Prezydent Marek Wojtkowski kontynuuje spotkania z mieszkańcami Włocławka. Wczoraj był na osiedlu Zazamcze, dziś przyszła kolej na osiedle Kazimierza Wielkiego. Włodarz ponownie zaczął od wymienienia tego, co udało się w ostatnim czasie zrealizować. Wspomniał o remoncie ulicy Armii Krajowej na odcinku od ulicy Żytniej do Leśnej, remoncie ulicy Żelazne Wody oraz innych inwestycjach drogowych. Jako największą inwestycję wymienił budowę osiedla Celulozowa. Wspomniał, że jest świadom, iż przydział mieszkań budzi wiele emocji. Później przyszedł czas na pytanie mieszkańców. Pierwsze padło ze strony mieszkańców ulicy Płockiej. Chodziło o planowaną budowę fabryki masy bitumicznej, która ma powstać w pobliżu mariny. Mieszkańcom nie podoba się taki pomysł. Boją się o swoje zdrowie.
"Nie ukrywam, że spodziewałem się tego pytania, sam miałem ten problem wywołać, bo wybrzmiał na ostatniej Sesji Rady Miasta. Zdaję sobie sprawę z Państwa dyskomfortu, ale wszelkie uwarunkowania prawne zostały wypełnione przez właściciela tej działki. Pierwsza decyzja dotycząca tej inwestycji została wydana 12 czerwca 2014 r. (...) Ta decyzja została niejako zakwestionowana przez Państwowy Powiatowy Inspektorat Sanitarny we Włocławku, który wyszedł z założenia, że należy przeprowadzić badania środowiskowe. Regionalna Dyrekcja Ochrony Środowiska wyraziła opinię, że nie są potrzebne dodatkowe badania środowiskowe. Ta inwestycja jest niestety zgodna z planem zagospodarowania przestrzennego. My, jako urząd mieliśmy uwagi co do jej położenia, ale zostały odrzucone przez Wojewodę Kujawsko-Pomorskiego. Efekt jest taki, że mam po prostu związane ręce. Doskonale Państwa rozumiem, co nie oznacza, że jestem przeciwny inwestycjom." - powiedział Marek Wojtkowski
Kolejna kwestia, która bardzo poruszyła mieszkańców to sprawa jednej z klas Szkoły Podstawowej nr 2. A konkretnie rozdzielenie klasy III D do innych klas z tego rocznika.

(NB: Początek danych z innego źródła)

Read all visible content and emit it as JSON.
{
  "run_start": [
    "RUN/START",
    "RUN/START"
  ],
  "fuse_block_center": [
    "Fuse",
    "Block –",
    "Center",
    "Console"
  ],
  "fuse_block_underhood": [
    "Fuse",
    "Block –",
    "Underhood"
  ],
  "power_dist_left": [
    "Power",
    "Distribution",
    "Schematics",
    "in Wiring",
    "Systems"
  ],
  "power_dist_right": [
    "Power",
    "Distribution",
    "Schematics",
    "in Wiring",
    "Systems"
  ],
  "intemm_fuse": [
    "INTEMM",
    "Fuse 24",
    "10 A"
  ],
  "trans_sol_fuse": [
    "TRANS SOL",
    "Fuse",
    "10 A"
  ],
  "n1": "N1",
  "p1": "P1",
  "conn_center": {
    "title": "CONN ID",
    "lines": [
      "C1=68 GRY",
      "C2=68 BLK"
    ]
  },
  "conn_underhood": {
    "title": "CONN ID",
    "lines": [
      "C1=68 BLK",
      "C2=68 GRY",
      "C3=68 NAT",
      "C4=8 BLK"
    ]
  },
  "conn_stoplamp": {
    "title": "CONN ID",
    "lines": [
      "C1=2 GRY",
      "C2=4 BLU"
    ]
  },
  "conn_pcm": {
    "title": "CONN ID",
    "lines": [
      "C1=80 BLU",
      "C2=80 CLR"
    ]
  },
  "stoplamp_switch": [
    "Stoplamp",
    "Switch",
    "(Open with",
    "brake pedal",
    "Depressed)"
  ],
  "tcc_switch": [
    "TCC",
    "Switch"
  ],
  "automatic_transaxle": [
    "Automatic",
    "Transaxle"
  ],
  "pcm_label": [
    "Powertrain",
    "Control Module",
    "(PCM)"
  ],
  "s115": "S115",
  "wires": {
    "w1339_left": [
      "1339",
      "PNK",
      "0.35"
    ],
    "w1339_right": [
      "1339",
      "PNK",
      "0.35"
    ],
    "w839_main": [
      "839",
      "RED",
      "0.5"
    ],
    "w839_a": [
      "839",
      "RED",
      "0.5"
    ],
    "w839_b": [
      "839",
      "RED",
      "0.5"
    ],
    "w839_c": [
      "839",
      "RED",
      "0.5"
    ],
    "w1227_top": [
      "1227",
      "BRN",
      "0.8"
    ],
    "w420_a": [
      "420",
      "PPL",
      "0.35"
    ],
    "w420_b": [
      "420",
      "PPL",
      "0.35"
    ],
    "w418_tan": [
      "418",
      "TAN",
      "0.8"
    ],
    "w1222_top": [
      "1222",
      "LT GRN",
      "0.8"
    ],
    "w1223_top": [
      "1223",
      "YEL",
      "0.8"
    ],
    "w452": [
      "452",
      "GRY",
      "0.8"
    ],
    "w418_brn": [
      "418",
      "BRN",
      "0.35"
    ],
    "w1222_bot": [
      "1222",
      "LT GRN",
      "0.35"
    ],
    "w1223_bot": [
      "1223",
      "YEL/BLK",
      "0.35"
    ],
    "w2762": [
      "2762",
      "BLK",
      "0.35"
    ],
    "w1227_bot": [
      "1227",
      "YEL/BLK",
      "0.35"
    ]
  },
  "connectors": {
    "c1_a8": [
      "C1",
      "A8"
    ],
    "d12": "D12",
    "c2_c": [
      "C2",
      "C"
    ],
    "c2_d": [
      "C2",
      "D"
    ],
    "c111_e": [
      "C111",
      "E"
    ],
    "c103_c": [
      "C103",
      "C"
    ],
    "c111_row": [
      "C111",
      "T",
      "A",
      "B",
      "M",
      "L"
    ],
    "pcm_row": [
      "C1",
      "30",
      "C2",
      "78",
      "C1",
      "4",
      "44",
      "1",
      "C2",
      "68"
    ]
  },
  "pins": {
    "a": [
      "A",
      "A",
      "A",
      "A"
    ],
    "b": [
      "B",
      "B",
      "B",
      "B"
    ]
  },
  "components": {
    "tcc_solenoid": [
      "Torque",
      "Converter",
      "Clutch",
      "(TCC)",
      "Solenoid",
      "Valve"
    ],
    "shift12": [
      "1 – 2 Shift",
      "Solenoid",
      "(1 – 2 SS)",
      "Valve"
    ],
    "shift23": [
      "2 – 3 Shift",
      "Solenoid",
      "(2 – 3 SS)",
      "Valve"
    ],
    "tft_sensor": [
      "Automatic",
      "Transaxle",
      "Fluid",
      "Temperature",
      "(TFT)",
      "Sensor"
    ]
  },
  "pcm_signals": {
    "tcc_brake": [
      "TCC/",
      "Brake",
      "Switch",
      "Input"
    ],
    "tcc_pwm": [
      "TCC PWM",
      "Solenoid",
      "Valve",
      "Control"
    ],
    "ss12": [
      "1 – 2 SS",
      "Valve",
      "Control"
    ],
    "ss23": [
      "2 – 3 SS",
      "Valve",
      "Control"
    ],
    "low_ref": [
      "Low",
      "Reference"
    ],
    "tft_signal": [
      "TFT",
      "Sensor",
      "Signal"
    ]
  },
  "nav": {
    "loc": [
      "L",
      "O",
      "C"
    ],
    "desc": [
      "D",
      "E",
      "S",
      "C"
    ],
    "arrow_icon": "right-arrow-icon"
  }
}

"Panie prezydencie, jak Pan zauważył jest na spotkaniu kilkoro dzieciaczków naszej szkoły dwójki i pewnie to pytanie nie zdziwi. W imieniu rodziców też tutaj obecnych chcieliśmy zapytać dlaczego klasa III D zostaje rozdzielona. Były pisma, żeby tego nie robić, było głosowanie przy Radzie Rodziców, było losowanie, wylosowana została klasa III B, nagle jakimś cudem klasa III D zostanie rozdzielona. Proszę powiedzieć tym dzieciom, dlaczego jednak klasa III D zostanie rozdzielona."
Na to pytanie odpowiedział zastępca prezydenta Monika Jabłońska.
"Sprawę znamy. Jeśli chodzi o łączenie klas III i IV to nie jest tylko tegoroczna sprawa, bo w przestrzeni publicznej pojawia się informacja, że jest to wynik audytu. Od wielu lat w wielu szkołach takie łączenia się odbywają. To optymalny, najmniej bolesny etap przejścia, gdzie dzieci mają nowe przedmioty i wychowawcę. Nie wiem jak to się stało, że do jakiegokolwiek losowania doszło. Wiem, że przedstawiciele rodziców byli w Wydziale Edukacji. (...) My jako samorząd otrzymujemy subwencję w wysokości 161 mln. (...) Musimy dołożyć ponad 100 mln. I to są Państwa pieniądze. Każda klasa, która jest mało liczna, to jest ponad milion zł dodatkowo. (...) Od tego są dyrektorzy z Radą Pedagogiczną, żeby najmniej boleśnie ten proces łączenia klas się odbywał. - powiedziała Monika Jabłońska
Rodzicie i dzieci po krótkiej wymianie zdań opuścili salę. Sprawa ma być kontynuowana na oddzielnym spotkaniu z Wydziałem Edukacji, dyrekcją szkoły i rodzicami.